Porostimur.com, Jakarta – Jaringan Advokasi Tambang (JATAM), Nikel dari Tanah Terampas: Kriminalisasi Warga dan Pertarungan Kuasa Antar-Korporasi di Halmahera. Dalam laporan setebal 45 halaman itu, JATAM menyingkap konflik perebutan nikel di Halmahera Timur—pusat kehidupan adat yang berubah menjadi arena benturan korporasi tambang, jaringan modal-politik, dan aparat negara.
Bagian kelima laporan tersebut, JATAm menguraikan secara detail aktor dan jaringan kekuasaan yang berada di balik PT Position yang melintasi Jakarta-Bermuda-Beijing yang mengunci ruang kendali, dan “keajaiban” bagaimana ekosistem, sejarah, serta martabat orang Halmahera dikorbankan demi keuntungan segelintir elit.
Struktur Kepemilikan Mengarah ke Holding: Kendali 51% Tanito Harum Nickel dan Jaringan Modal Asing

Di balik operasi tambang nikel PT Position di Halmahera Timur, Maluku Utara, terdapat jejaring besar yang terhubung dengan kelompok bisnis keluarga Barki—melalui induk usaha Harum Energy Tbk. Sejak 2024, PT Position berada sepenuhnya di bawah kendali PT Tanito Harum Nickel (THN), anak usaha Harum Energy. Pola ini menggambarkan arah baru konglomerasi besar yang tengah menggeser fokus bisnisnya dari batubara menuju nikel—komoditas strategis dalam rantai pasok kendaraan listrik.

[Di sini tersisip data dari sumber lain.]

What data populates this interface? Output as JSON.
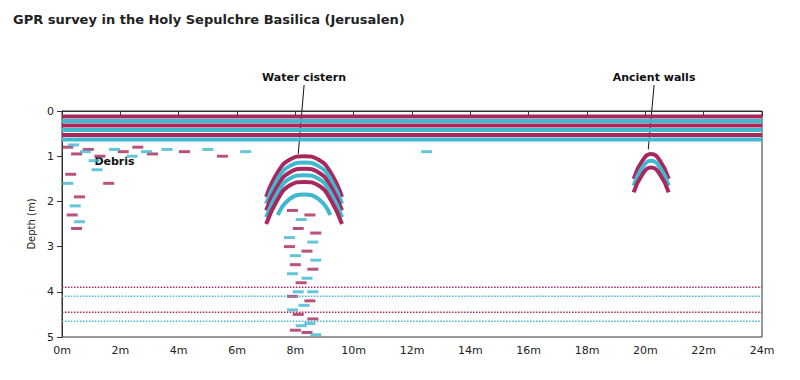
{
  "chart_data": {
    "type": "line",
    "title": "GPR survey in the Holy Sepulchre Basilica (Jerusalen)",
    "ylabel": "Depth (m)",
    "xlim": [
      0,
      24
    ],
    "xticks": [
      {
        "value": 0,
        "label": "0m"
      },
      {
        "value": 2,
        "label": "2m"
      },
      {
        "value": 4,
        "label": "4m"
      },
      {
        "value": 6,
        "label": "6m"
      },
      {
        "value": 8,
        "label": "8m"
      },
      {
        "value": 10,
        "label": "10m"
      },
      {
        "value": 12,
        "label": "12m"
      },
      {
        "value": 14,
        "label": "14m"
      },
      {
        "value": 16,
        "label": "16m"
      },
      {
        "value": 18,
        "label": "18m"
      },
      {
        "value": 20,
        "label": "20m"
      },
      {
        "value": 22,
        "label": "22m"
      },
      {
        "value": 24,
        "label": "24m"
      }
    ],
    "ylim": [
      0,
      5
    ],
    "yticks": [
      0,
      1,
      2,
      3,
      4,
      5
    ],
    "grid": false,
    "annotations": [
      {
        "text": "Water cistern",
        "x": 8.3,
        "y": -0.75,
        "point_x": 8.1,
        "point_y": 0.95
      },
      {
        "text": "Ancient walls",
        "x": 20.3,
        "y": -0.75,
        "point_x": 20.1,
        "point_y": 0.85
      },
      {
        "text": "Debris",
        "x": 1.8,
        "y": 1.12
      }
    ],
    "series": [
      {
        "type": "line",
        "line_style": "solid",
        "color": "#a8285e",
        "x": [
          0,
          24
        ],
        "values": [
          0.12,
          0.12
        ]
      },
      {
        "type": "line",
        "line_style": "solid",
        "color": "#3fb8d0",
        "x": [
          0,
          24
        ],
        "values": [
          0.22,
          0.22
        ]
      },
      {
        "type": "line",
        "line_style": "solid",
        "color": "#a8285e",
        "x": [
          0,
          24
        ],
        "values": [
          0.32,
          0.32
        ]
      },
      {
        "type": "line",
        "line_style": "solid",
        "color": "#3fb8d0",
        "x": [
          0,
          24
        ],
        "values": [
          0.42,
          0.42
        ]
      },
      {
        "type": "line",
        "line_style": "solid",
        "color": "#a8285e",
        "x": [
          0,
          24
        ],
        "values": [
          0.53,
          0.53
        ]
      },
      {
        "type": "line",
        "line_style": "solid",
        "color": "#3fb8d0",
        "x": [
          0,
          24
        ],
        "values": [
          0.63,
          0.63
        ]
      },
      {
        "type": "line",
        "line_style": "solid",
        "color": "#a8285e",
        "x": [
          7.0,
          7.4,
          7.8,
          8.3,
          8.8,
          9.2,
          9.6
        ],
        "values": [
          1.9,
          1.35,
          1.08,
          1.0,
          1.08,
          1.35,
          1.9
        ]
      },
      {
        "type": "line",
        "line_style": "solid",
        "color": "#3fb8d0",
        "x": [
          7.0,
          7.4,
          7.8,
          8.3,
          8.8,
          9.2,
          9.6
        ],
        "values": [
          2.05,
          1.5,
          1.22,
          1.14,
          1.22,
          1.5,
          2.05
        ]
      },
      {
        "type": "line",
        "line_style": "solid",
        "color": "#a8285e",
        "x": [
          7.0,
          7.4,
          7.8,
          8.3,
          8.8,
          9.2,
          9.6
        ],
        "values": [
          2.2,
          1.65,
          1.36,
          1.28,
          1.36,
          1.65,
          2.2
        ]
      },
      {
        "type": "line",
        "line_style": "solid",
        "color": "#3fb8d0",
        "x": [
          7.0,
          7.4,
          7.8,
          8.3,
          8.8,
          9.2,
          9.6
        ],
        "values": [
          2.35,
          1.8,
          1.5,
          1.42,
          1.5,
          1.8,
          2.35
        ]
      },
      {
        "type": "line",
        "line_style": "solid",
        "color": "#a8285e",
        "x": [
          7.0,
          7.4,
          7.8,
          8.3,
          8.8,
          9.2,
          9.6
        ],
        "values": [
          2.5,
          1.95,
          1.65,
          1.57,
          1.65,
          1.95,
          2.5
        ]
      },
      {
        "type": "line",
        "line_style": "solid",
        "color": "#3fb8d0",
        "x": [
          7.4,
          7.8,
          8.3,
          8.8,
          9.2
        ],
        "values": [
          2.3,
          1.95,
          1.85,
          1.95,
          2.3
        ]
      },
      {
        "type": "scatter",
        "marker": "rect",
        "color": "#a8285e",
        "x": [
          7.9,
          8.5,
          8.1,
          8.7,
          7.8,
          8.4,
          8.0,
          8.6,
          8.2,
          7.9,
          8.5,
          8.1,
          8.6,
          8.0,
          8.4
        ],
        "values": [
          2.2,
          2.3,
          2.6,
          2.7,
          3.0,
          3.1,
          3.4,
          3.5,
          3.8,
          4.1,
          4.2,
          4.5,
          4.6,
          4.85,
          4.9
        ]
      },
      {
        "type": "scatter",
        "marker": "rect",
        "color": "#3fb8d0",
        "x": [
          8.2,
          7.8,
          8.6,
          8.0,
          8.7,
          7.9,
          8.4,
          8.1,
          8.6,
          8.3,
          7.9,
          8.5,
          8.2,
          8.7
        ],
        "values": [
          2.4,
          2.8,
          2.9,
          3.2,
          3.3,
          3.6,
          3.7,
          4.0,
          4.0,
          4.3,
          4.4,
          4.7,
          4.75,
          4.95
        ]
      },
      {
        "type": "line",
        "line_style": "solid",
        "color": "#a8285e",
        "x": [
          19.6,
          19.9,
          20.2,
          20.5,
          20.8
        ],
        "values": [
          1.5,
          1.1,
          0.95,
          1.1,
          1.5
        ]
      },
      {
        "type": "line",
        "line_style": "solid",
        "color": "#3fb8d0",
        "x": [
          19.6,
          19.9,
          20.2,
          20.5,
          20.8
        ],
        "values": [
          1.65,
          1.25,
          1.1,
          1.25,
          1.65
        ]
      },
      {
        "type": "line",
        "line_style": "solid",
        "color": "#a8285e",
        "x": [
          19.6,
          19.9,
          20.2,
          20.5,
          20.8
        ],
        "values": [
          1.8,
          1.4,
          1.25,
          1.4,
          1.8
        ]
      },
      {
        "type": "scatter",
        "marker": "rect",
        "color": "#a8285e",
        "x": [
          0.2,
          0.5,
          0.9,
          1.3,
          2.1,
          2.6,
          3.1,
          0.3,
          0.6,
          0.35,
          0.5,
          1.6,
          4.2,
          5.5
        ],
        "values": [
          0.8,
          0.95,
          0.85,
          1.0,
          0.9,
          0.8,
          0.95,
          1.4,
          1.9,
          2.3,
          2.6,
          1.6,
          0.9,
          1.0
        ]
      },
      {
        "type": "scatter",
        "marker": "rect",
        "color": "#3fb8d0",
        "x": [
          0.4,
          0.8,
          1.1,
          1.8,
          2.4,
          2.9,
          3.6,
          0.2,
          0.45,
          0.6,
          1.2,
          5.0,
          6.3,
          12.5
        ],
        "values": [
          0.75,
          0.9,
          1.1,
          0.85,
          1.0,
          0.9,
          0.85,
          1.6,
          2.1,
          2.45,
          1.3,
          0.85,
          0.9,
          0.9
        ]
      },
      {
        "type": "line",
        "line_style": "dotted",
        "color": "#a8285e",
        "x": [
          0,
          24
        ],
        "values": [
          3.9,
          3.9
        ]
      },
      {
        "type": "line",
        "line_style": "dotted",
        "color": "#3fb8d0",
        "x": [
          0,
          24
        ],
        "values": [
          4.1,
          4.1
        ]
      },
      {
        "type": "line",
        "line_style": "dotted",
        "color": "#a8285e",
        "x": [
          0,
          24
        ],
        "values": [
          4.45,
          4.45
        ]
      },
      {
        "type": "line",
        "line_style": "dotted",
        "color": "#3fb8d0",
        "x": [
          0,
          24
        ],
        "values": [
          4.65,
          4.65
        ]
      }
    ]
  }
}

Kepemilikan mayoritas PT Position dipegang oleh Tanito Harum Nickel sebesar 51%. Sisanya dimiliki Nickel International Capital Pte. Ltd. dari Singapura. Namun meski ada nama asing dalam struktur, arus pengambilan keputusan tetap bermuara pada Harum Energy sebagai holding grup.